Gianni Calamassi è un autore
particolarmente attento alle parole, ai loro molteplici accostamenti e alle
sfumature che aggiungono nuovi significati e nuove possibilità interpretative.
Attraverso un lirismo intenso ma
non scontato, l'”io” dell'autore gravita in quelle “ombre” che tanto
caratterizzano la sua scrittura, attivando quella ricerca emotiva e lessicale
che gli consente di motivare squarci di ragione e consapevolezza espressiva
sempre più definita e matura.
Gianni Calamassi interroga la
sua solitudine con pacata lucidità e sensata ragionevolezza. Lontano da punte
emotive e scontati accessi tanto cari ad una lirica più ridondante ed illusoria,
l'autore sedimenta nella sua riflessione le motivazioni stesse della sua
scrittura e della sua necessità. Nei suoi testi si evidenzia il cammino di un
passaggio interiore che prima di ogni cosa – e di ogni esteriore gioco verbale –
pretende di svelarsi a sé stesso, e di accudire appunto le proprie “ombre”,
strumento di conoscenza in cui si raccoglie il più intimo sentire.

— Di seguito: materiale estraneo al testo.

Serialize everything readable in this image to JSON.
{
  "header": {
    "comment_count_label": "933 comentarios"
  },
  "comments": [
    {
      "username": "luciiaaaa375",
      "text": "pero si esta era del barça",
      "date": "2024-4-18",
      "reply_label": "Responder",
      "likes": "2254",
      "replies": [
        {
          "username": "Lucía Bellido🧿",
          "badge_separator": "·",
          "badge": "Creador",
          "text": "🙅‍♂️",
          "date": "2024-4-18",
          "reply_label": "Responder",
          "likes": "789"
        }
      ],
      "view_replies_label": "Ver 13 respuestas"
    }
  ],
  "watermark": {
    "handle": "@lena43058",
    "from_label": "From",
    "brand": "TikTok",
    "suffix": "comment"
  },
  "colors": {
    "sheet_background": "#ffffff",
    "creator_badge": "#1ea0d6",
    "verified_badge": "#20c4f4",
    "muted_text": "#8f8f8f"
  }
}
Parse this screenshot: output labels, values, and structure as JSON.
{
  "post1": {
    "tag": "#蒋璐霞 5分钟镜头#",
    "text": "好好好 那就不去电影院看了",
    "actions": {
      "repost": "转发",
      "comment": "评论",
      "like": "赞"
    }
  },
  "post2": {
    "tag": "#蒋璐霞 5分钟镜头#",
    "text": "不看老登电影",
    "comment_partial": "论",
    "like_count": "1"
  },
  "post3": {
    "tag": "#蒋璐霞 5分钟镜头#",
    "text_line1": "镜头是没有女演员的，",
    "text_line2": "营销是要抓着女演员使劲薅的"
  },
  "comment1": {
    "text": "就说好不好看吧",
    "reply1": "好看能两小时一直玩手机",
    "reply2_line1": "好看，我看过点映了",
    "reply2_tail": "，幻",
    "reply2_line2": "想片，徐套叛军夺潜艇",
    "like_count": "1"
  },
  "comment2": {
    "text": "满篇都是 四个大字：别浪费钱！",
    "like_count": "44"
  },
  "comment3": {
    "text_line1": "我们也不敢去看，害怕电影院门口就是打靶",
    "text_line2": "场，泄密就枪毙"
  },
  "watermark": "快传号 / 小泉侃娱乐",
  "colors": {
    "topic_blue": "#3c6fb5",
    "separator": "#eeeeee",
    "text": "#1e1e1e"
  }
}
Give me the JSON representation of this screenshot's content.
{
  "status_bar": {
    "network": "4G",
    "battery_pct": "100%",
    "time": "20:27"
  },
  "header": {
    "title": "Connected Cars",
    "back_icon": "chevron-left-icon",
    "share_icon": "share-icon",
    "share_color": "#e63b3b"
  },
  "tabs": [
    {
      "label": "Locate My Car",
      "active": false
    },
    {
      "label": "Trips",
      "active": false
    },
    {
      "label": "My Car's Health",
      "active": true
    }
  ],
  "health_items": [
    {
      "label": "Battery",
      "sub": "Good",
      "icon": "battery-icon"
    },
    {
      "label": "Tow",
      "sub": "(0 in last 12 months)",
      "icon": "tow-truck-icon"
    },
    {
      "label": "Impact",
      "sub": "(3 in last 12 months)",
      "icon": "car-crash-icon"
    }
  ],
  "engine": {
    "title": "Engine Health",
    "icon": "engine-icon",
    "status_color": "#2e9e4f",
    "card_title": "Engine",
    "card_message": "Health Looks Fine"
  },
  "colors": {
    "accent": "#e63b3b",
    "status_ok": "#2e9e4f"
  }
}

“Nel mito che scompare | e
scandisce il disincanto | (..) | mi confortano | brandelli di oscurità e, | si compierà
il miracolo | per sopravvivere all'eternità | (..)”: questi due versi
interpretano bene a quale oscurità si riferiscano le “ombre” di Calamassi.
L'oscurità mitigata dalle forme stesse che la animano e che, nel loro movimento
incessante, generano luce e comprensione verso ogni brandello di umano.